Novel psychoactive substances are synthetic drugs that are designed to mimic the effects of other psychoactive substances. They can be grouped into four main categories—stimulants, cannabinoids, hallucinogens and depressants—and all can be taken in a number of ways. Toxicity is a significant concern for novel psychoactive substances and they are not “safe” alternatives.
Inhalants are most frequently used by younger adolescents (10–12yrs) and use decreases with age. The four groups of inhalants are volatile solvents, aerosols, nitrites and medical gases. They have a rapid onset of action, low cost and are often readily available in legal products such as spray paint, glues, cleaning fluid, permanent markers and deodorants. They are typically inhaled from a plastic bag (“bagging”) or saturated cloth (“huffing”).
Indicators of inhalant abuse may be subtle and it may only be suspected when potential inhalants are discovered by parents/carers. Abusers may have chemical odours on the breath or clothes, show a change in behaviour or develop a marked decrease in appetite. Young people may exhibit confusion, poor concentration, depression, irritability, hostility and paranoia and inhalation of solvents may lead to peri-nasal and peri-oral rashes and epistaxis. Social and educational decline and neglect of personal care are commonly seen. Initially they cause stimulation progressing to depression and their use often escalates as the ‘high’ is short lived. Inhalant abuse can lead to sudden death and for chronic users may lead to irreversible neurological, renal, cardiac or hepatic injury.

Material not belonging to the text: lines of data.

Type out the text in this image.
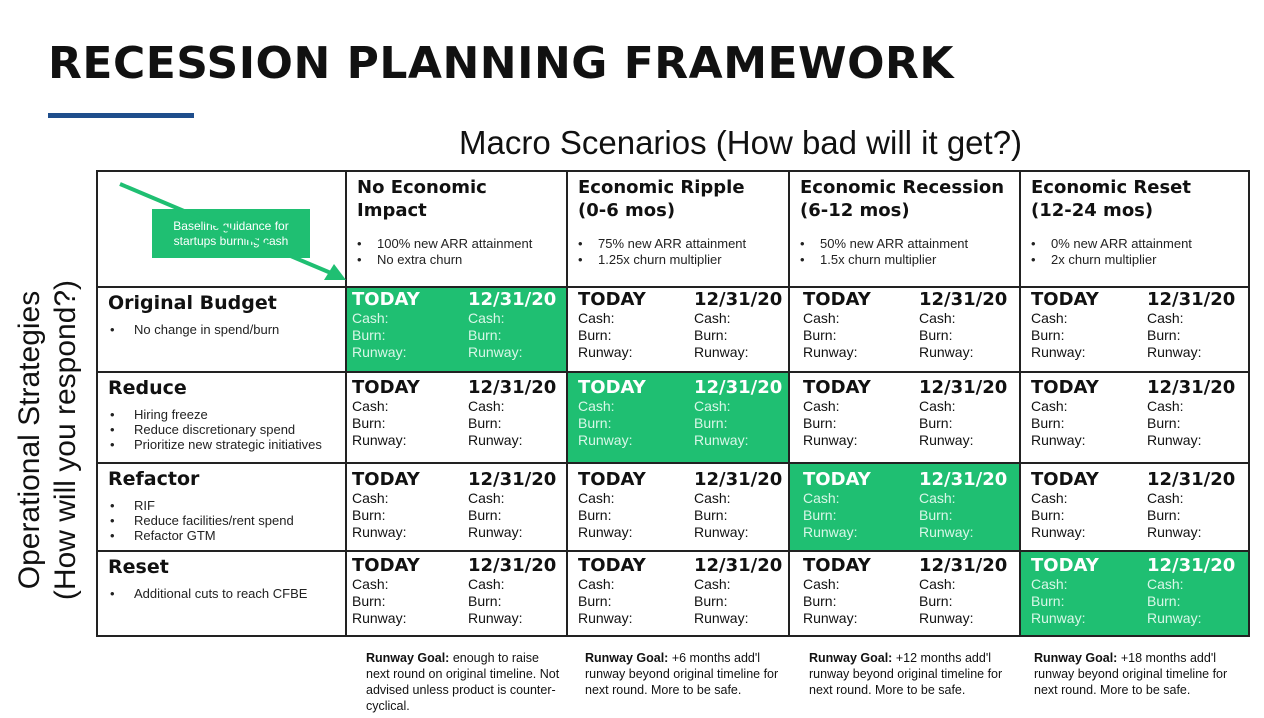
RECESSION PLANNING FRAMEWORK
Macro Scenarios (How bad will it get?)
Operational Strategies (How will you respond?)
Baseline guidance for startups burning cash
No Economic
Impact
• 100% new ARR attainment
• No extra churn
Economic Ripple
(0-6 mos)
• 75% new ARR attainment
• 1.25x churn multiplier
Economic Recession
(6-12 mos)
• 50% new ARR attainment
• 1.5x churn multiplier
Economic Reset
(12-24 mos)
• 0% new ARR attainment
• 2x churn multiplier
Original Budget
• No change in spend/burn
Reduce
• Hiring freeze
• Reduce discretionary spend
• Prioritize new strategic initiatives
Refactor
• RIF
• Reduce facilities/rent spend
• Refactor GTM
Reset
• Additional cuts to reach CFBE
TODAY
Cash:
Burn:
Runway:
12/31/20
Cash:
Burn:
Runway:
TODAY
Cash:
Burn:
Runway:
12/31/20
Cash:
Burn:
Runway:
TODAY
Cash:
Burn:
Runway:
12/31/20
Cash:
Burn:
Runway:
TODAY
Cash:
Burn:
Runway:
12/31/20
Cash:
Burn:
Runway:
TODAY
Cash:
Burn:
Runway:
12/31/20
Cash:
Burn:
Runway:
TODAY
Cash:
Burn:
Runway:
12/31/20
Cash:
Burn:
Runway:
TODAY
Cash:
Burn:
Runway:
12/31/20
Cash:
Burn:
Runway:
TODAY
Cash:
Burn:
Runway:
12/31/20
Cash:
Burn:
Runway:
TODAY
Cash:
Burn:
Runway:
12/31/20
Cash:
Burn:
Runway:
TODAY
Cash:
Burn:
Runway:
12/31/20
Cash:
Burn:
Runway:
TODAY
Cash:
Burn:
Runway:
12/31/20
Cash:
Burn:
Runway:
TODAY
Cash:
Burn:
Runway:
12/31/20
Cash:
Burn:
Runway:
TODAY
Cash:
Burn:
Runway:
12/31/20
Cash:
Burn:
Runway:
TODAY
Cash:
Burn:
Runway:
12/31/20
Cash:
Burn:
Runway:
TODAY
Cash:
Burn:
Runway:
12/31/20
Cash:
Burn:
Runway:
TODAY
Cash:
Burn:
Runway:
12/31/20
Cash:
Burn:
Runway:
Runway Goal: enough to raise next round on original timeline. Not advised unless product is counter-cyclical.
Runway Goal: +6 months add'l runway beyond original timeline for next round. More to be safe.
Runway Goal: +12 months add'l runway beyond original timeline for next round. More to be safe.
Runway Goal: +18 months add'l runway beyond original timeline for next round. More to be safe.
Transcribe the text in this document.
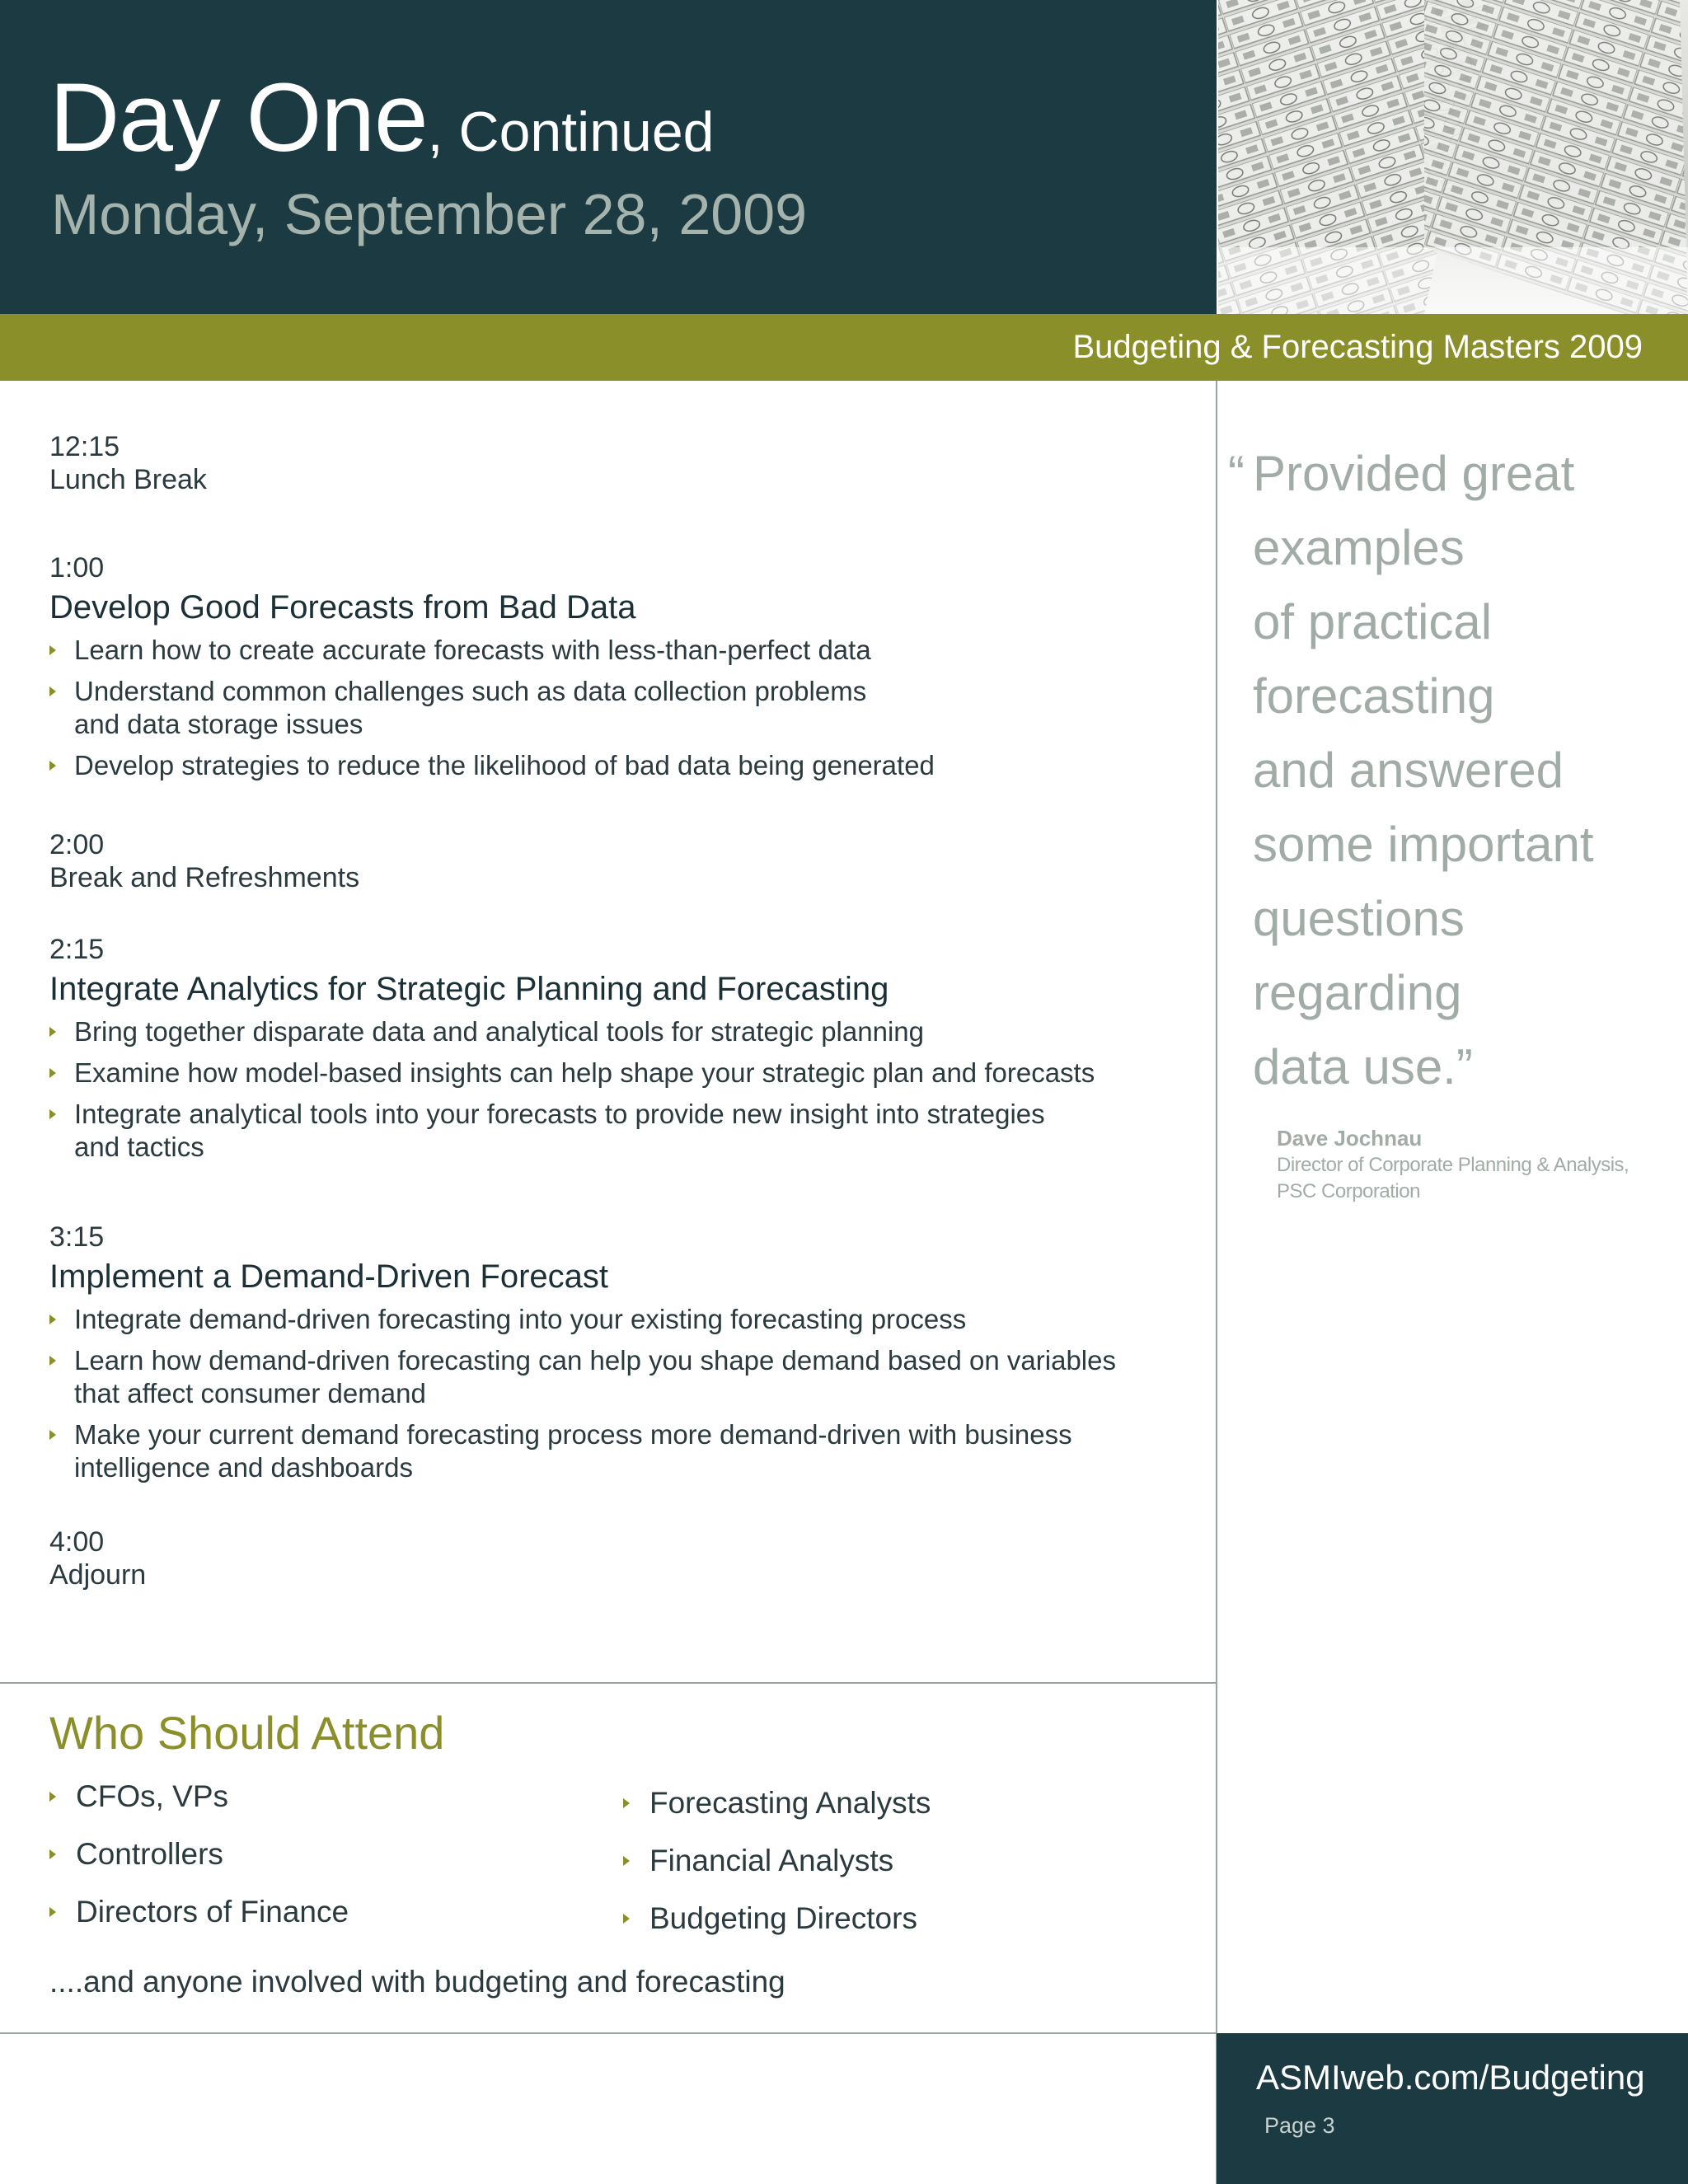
Day One, Continued
Monday, September 28, 2009
Budgeting & Forecasting Masters 2009
12:15
Lunch Break
1:00
Develop Good Forecasts from Bad Data
Learn how to create accurate forecasts with less-than-perfect data
Understand common challenges such as data collection problems and data storage issues
Develop strategies to reduce the likelihood of bad data being generated
2:00
Break and Refreshments
2:15
Integrate Analytics for Strategic Planning and Forecasting
Bring together disparate data and analytical tools for strategic planning
Examine how model-based insights can help shape your strategic plan and forecasts
Integrate analytical tools into your forecasts to provide new insight into strategies and tactics
3:15
Implement a Demand-Driven Forecast
Integrate demand-driven forecasting into your existing forecasting process
Learn how demand-driven forecasting can help you shape demand based on variables that affect consumer demand
Make your current demand forecasting process more demand-driven with business intelligence and dashboards
4:00
Adjourn
Who Should Attend
CFOs, VPs
Controllers
Directors of Finance
Forecasting Analysts
Financial Analysts
Budgeting Directors
....and anyone involved with budgeting and forecasting
“ Provided great
examples
of practical
forecasting
and answered
some important
questions
regarding
data use.”
Dave Jochnau
Director of Corporate Planning & Analysis,
PSC Corporation
ASMIweb.com/Budgeting
Page 3
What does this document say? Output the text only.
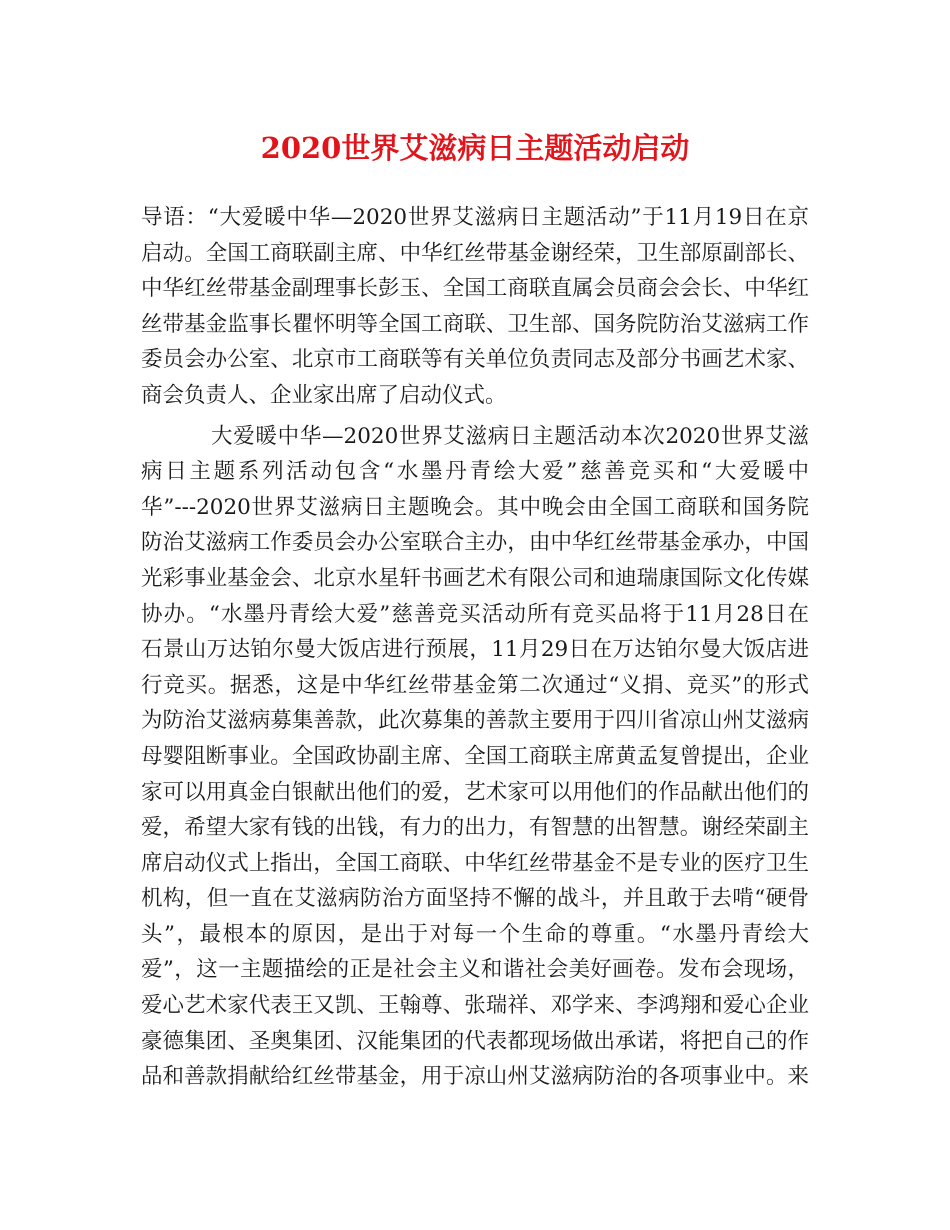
2020世界艾滋病日主题活动启动
导语：“大爱暖中华—2020世界艾滋病日主题活动”于11月19日在京
启动。全国工商联副主席、中华红丝带基金谢经荣，卫生部原副部长、
中华红丝带基金副理事长彭玉、全国工商联直属会员商会会长、中华红
丝带基金监事长瞿怀明等全国工商联、卫生部、国务院防治艾滋病工作
委员会办公室、北京市工商联等有关单位负责同志及部分书画艺术家、
商会负责人、企业家出席了启动仪式。
大爱暖中华—2020世界艾滋病日主题活动本次2020世界艾滋
病日主题系列活动包含“水墨丹青绘大爱”慈善竞买和“大爱暖中
华”---2020世界艾滋病日主题晚会。其中晚会由全国工商联和国务院
防治艾滋病工作委员会办公室联合主办，由中华红丝带基金承办，中国
光彩事业基金会、北京水星轩书画艺术有限公司和迪瑞康国际文化传媒
协办。“水墨丹青绘大爱”慈善竞买活动所有竞买品将于11月28日在
石景山万达铂尔曼大饭店进行预展，11月29日在万达铂尔曼大饭店进
行竞买。据悉，这是中华红丝带基金第二次通过“义捐、竞买”的形式
为防治艾滋病募集善款，此次募集的善款主要用于四川省凉山州艾滋病
母婴阻断事业。全国政协副主席、全国工商联主席黄孟复曾提出，企业
家可以用真金白银献出他们的爱，艺术家可以用他们的作品献出他们的
爱，希望大家有钱的出钱，有力的出力，有智慧的出智慧。谢经荣副主
席启动仪式上指出，全国工商联、中华红丝带基金不是专业的医疗卫生
机构，但一直在艾滋病防治方面坚持不懈的战斗，并且敢于去啃“硬骨
头”，最根本的原因，是出于对每一个生命的尊重。“水墨丹青绘大
爱”，这一主题描绘的正是社会主义和谐社会美好画卷。发布会现场，
爱心艺术家代表王又凯、王翰尊、张瑞祥、邓学来、李鸿翔和爱心企业
豪德集团、圣奥集团、汉能集团的代表都现场做出承诺，将把自己的作
品和善款捐献给红丝带基金，用于凉山州艾滋病防治的各项事业中。来
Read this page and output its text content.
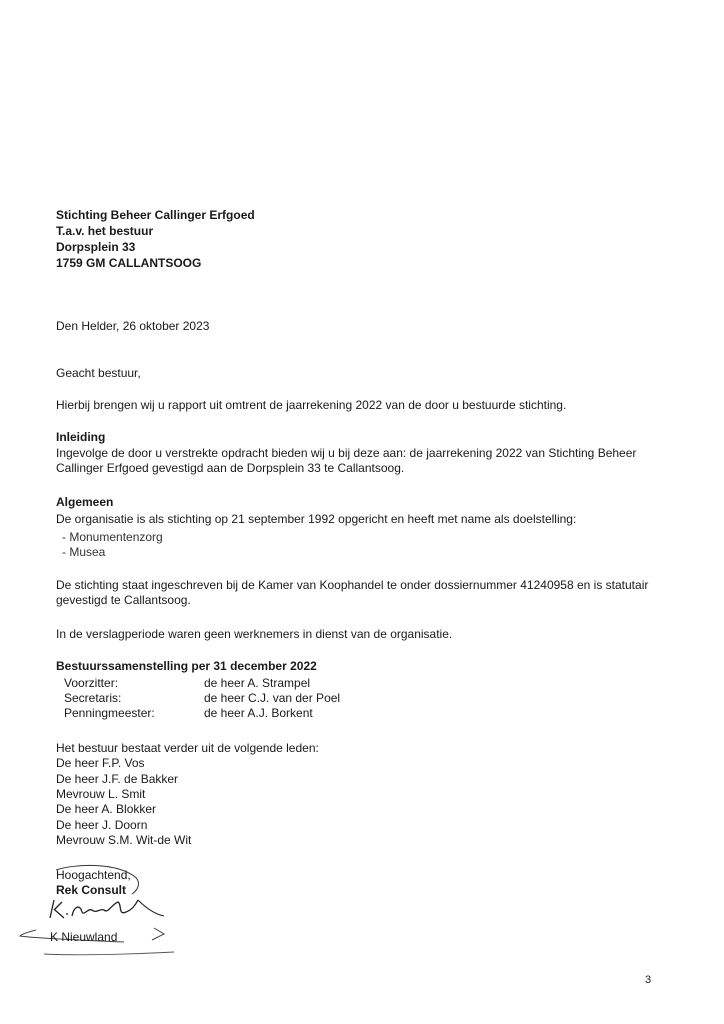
Stichting Beheer Callinger Erfgoed
T.a.v. het bestuur
Dorpsplein 33
1759 GM CALLANTSOOG
Den Helder, 26 oktober 2023
Geacht bestuur,
Hierbij brengen wij u rapport uit omtrent de jaarrekening 2022 van de door u bestuurde stichting.
Inleiding
Ingevolge de door u verstrekte opdracht bieden wij u bij deze aan: de jaarrekening 2022 van Stichting Beheer Callinger Erfgoed gevestigd aan de Dorpsplein 33 te Callantsoog.
Algemeen
De organisatie is als stichting op 21 september 1992 opgericht en heeft met name als doelstelling:
- Monumentenzorg
- Musea
De stichting staat ingeschreven bij de Kamer van Koophandel te onder dossiernummer 41240958 en is statutair gevestigd te Callantsoog.
In de verslagperiode waren geen werknemers in dienst van de organisatie.
Bestuurssamenstelling per 31 december 2022
Voorzitter:	de heer A. Strampel
Secretaris:	de heer C.J. van der Poel
Penningmeester:	de heer A.J. Borkent
Het bestuur bestaat verder uit de volgende leden:
De heer F.P. Vos
De heer J.F. de Bakker
Mevrouw L. Smit
De heer A. Blokker
De heer J. Doorn
Mevrouw S.M. Wit-de Wit
Hoogachtend,
Rek Consult
K Nieuwland
3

Nitrites including amyl, butyl and isobutyl nitrites are known as ‘poppers’. They lead to vasodilatation, increased sexual pleasure and a mild high or ‘rush’.
In recent years, abuse of ‘laughing gas’—nitrous oxide—has increased as the drug is sold in balloons or canisters and is inhaled for a rapid onset. Inhalants are not detected by routine urine drug screenings.
Self-harm is defined as self-poisoning or self-injury irrespective of the apparent purpose of the act and includes any form of behaviour that leads to self-injury. National guidance avoids the use of the term ‘deliberate’ and other descriptions that imply the presence or absence of suicidal intent such as ‘attempted suicide’, ‘parasuicide’, ‘non-suicidal self-injury’.
Community-based studies estimate around 10% of young people reported self-harm whilst other UK and European studies have suggested rates between 15% to 22%. Young females report two to four times higher rates of self-harm than young males and there has been a trend of increasing hospitalisations in young people for self-harm ( Figure 3.1 ). Most young people who do self-harm do not attend hospital and many do not seek or access medical or psychological treatment. Suicide is a leading cause of death in young people and the risk is greater for boys than girls.